Taskrabbit is looking for a Senior Machine Learning Engineer to help shape the future of ML/AI at Taskrabbit by tackling challenges that directly impact how people discover and connect with home services on the platform, advancing capabilities in search ranking, content discovery, and recommender systems.
Requirements
- 3+ years of industry experience building and deploying high-quality, production-grade machine learning models and systems.
- Strong theoretical knowledge and hands-on experience in machine learning, particularly in areas like search, ranking, recommender systems, or NLP.
- Solid software engineering skills with proficiency in one or more programming languages, including Python. The candidate should have experience with popular ML libraries like Scikit-learn, lightgbm, xgboost, TensorFlow, PyTorch, etc.
- Proficiency in SQL is also required for writing complex queries and transforming data.
- Experience building REST API-based services.
- Experience with modern data and ML technologies, such as Docker, Kubernetes, Kafka, Airflow, data warehouses (eg snowflake, redshift or BigQuery), and data lakes.
- Familiarity with tools for Infrastructure as Code, such as Terraform, and CI/CD pipelines.
Responsibilities
- Research, design, and implement machine learning models to solve key business problems in areas like search ranking, recommendations, and content discovery.
- Own the entire lifecycle of ML models, including feature engineering, training, evaluation, deployment, and monitoring.
- Build scalable and reliable ML infrastructure and data pipelines that support reproducible feature engineering and machine learning model deployment in real-time, near real-time, and batch processes.
- Build monitoring services to understand data quality and model performance of complex systems, and collaborate with engineering and science teams to optimize existing algorithms for training and evaluation.
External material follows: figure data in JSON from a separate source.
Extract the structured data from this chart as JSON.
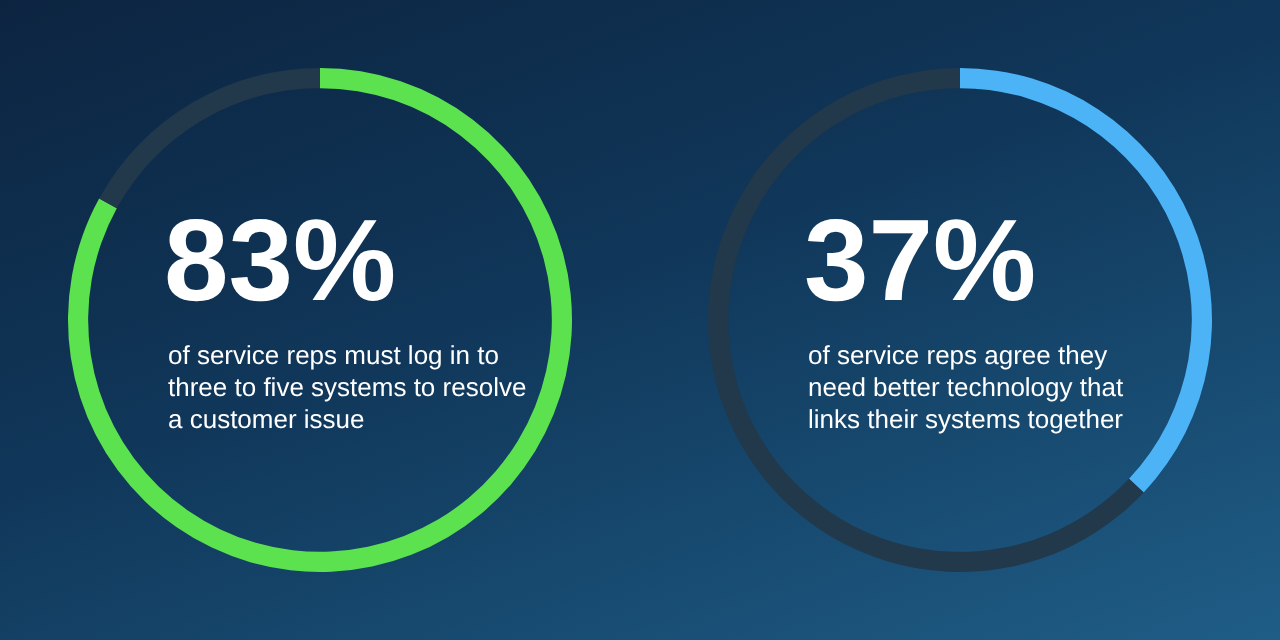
{
  "chart_data": [
    {
      "type": "donut",
      "categories": [
        null,
        null
      ],
      "values": [
        83,
        17
      ],
      "colors": [
        "#5ce14f",
        "#22384b"
      ],
      "title": "83%",
      "subtitle": "of service reps must log in to three to five systems to resolve a customer issue"
    },
    {
      "type": "donut",
      "categories": [
        null,
        null
      ],
      "values": [
        37,
        63
      ],
      "colors": [
        "#4db3f7",
        "#22384b"
      ],
      "title": "37%",
      "subtitle": "of service reps agree they need better technology that links their systems together"
    }
  ]
}
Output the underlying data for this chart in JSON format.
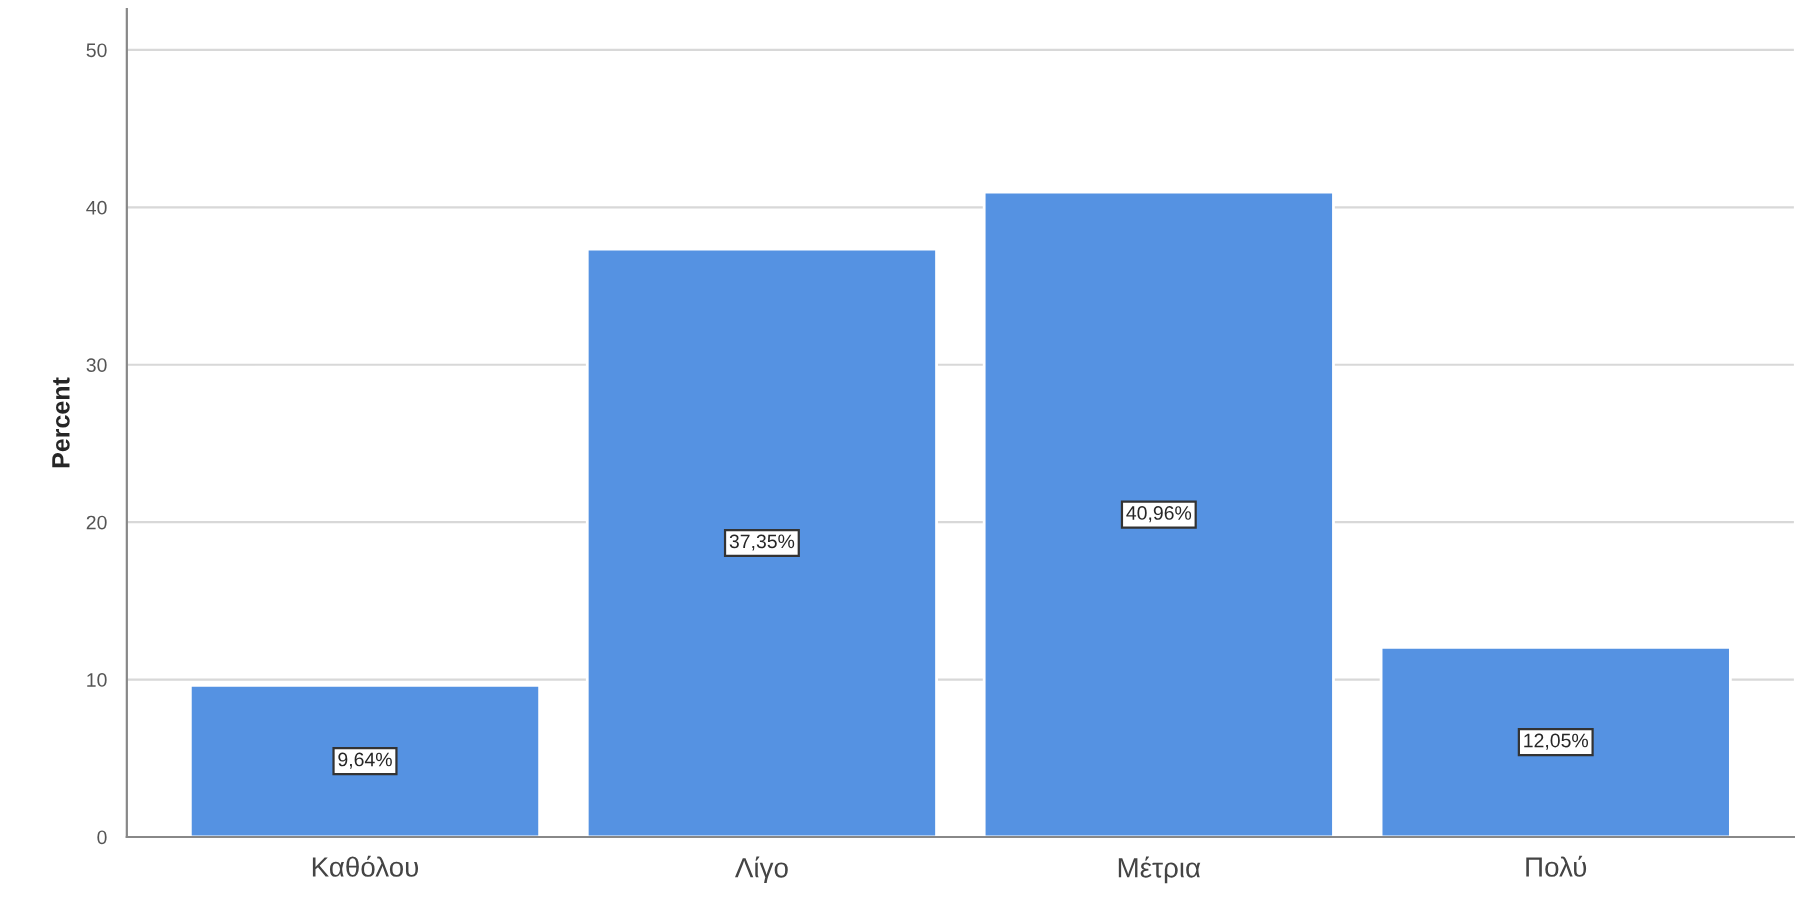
{
  "chart_data": {
    "type": "bar",
    "ylabel": "Percent",
    "categories": [
      "Καθόλου",
      "Λίγο",
      "Μέτρια",
      "Πολύ"
    ],
    "values": [
      9.64,
      37.35,
      40.96,
      12.05
    ],
    "value_labels": [
      "9,64%",
      "37,35%",
      "40,96%",
      "12,05%"
    ],
    "color": "#5592e2",
    "ylim": [
      0,
      52.6
    ],
    "yticks": [
      0,
      10,
      20,
      30,
      40,
      50
    ],
    "grid": "y"
  }
}
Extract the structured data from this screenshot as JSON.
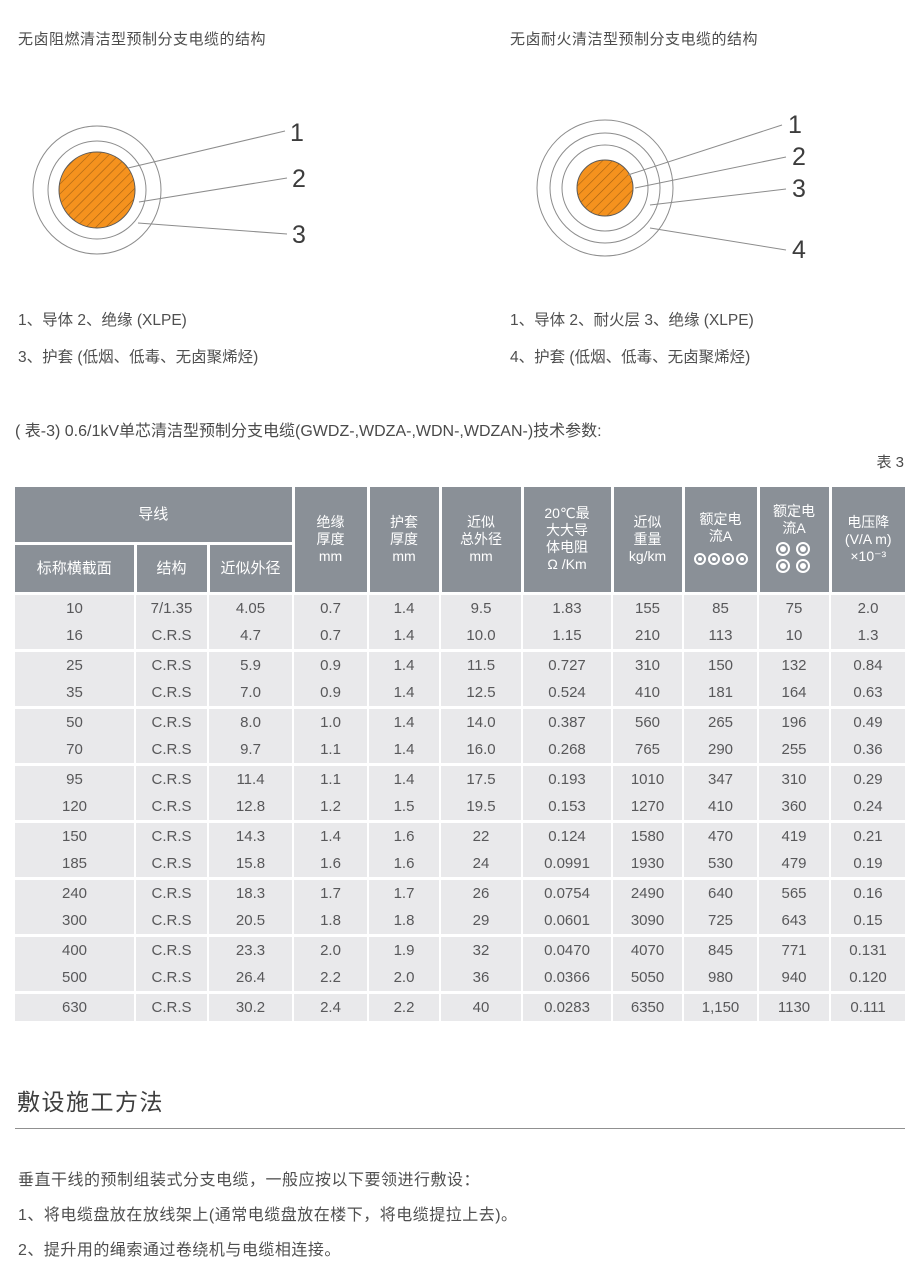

- Independently solve complex problems, write clean, efficient, and sustainable code, and actively participate in code reviews, documentation, and the full software engineering lifecycle.
Other
- This role operates on a hybrid schedule requiring two days of in-office collaboration per week.
- The position can be based in either our San Francisco office or our new New York City office (opening January 2026).
- Excellent communication skills, with the ability to present complex findings and recommendations clearly to both technical and non-technical audiences.
- A passion for quickly learning new technologies and a drive to solve challenging problems.
- BS, MS, or PhD in Computer Science, Statistics, Operations Research, or a related quantitative field.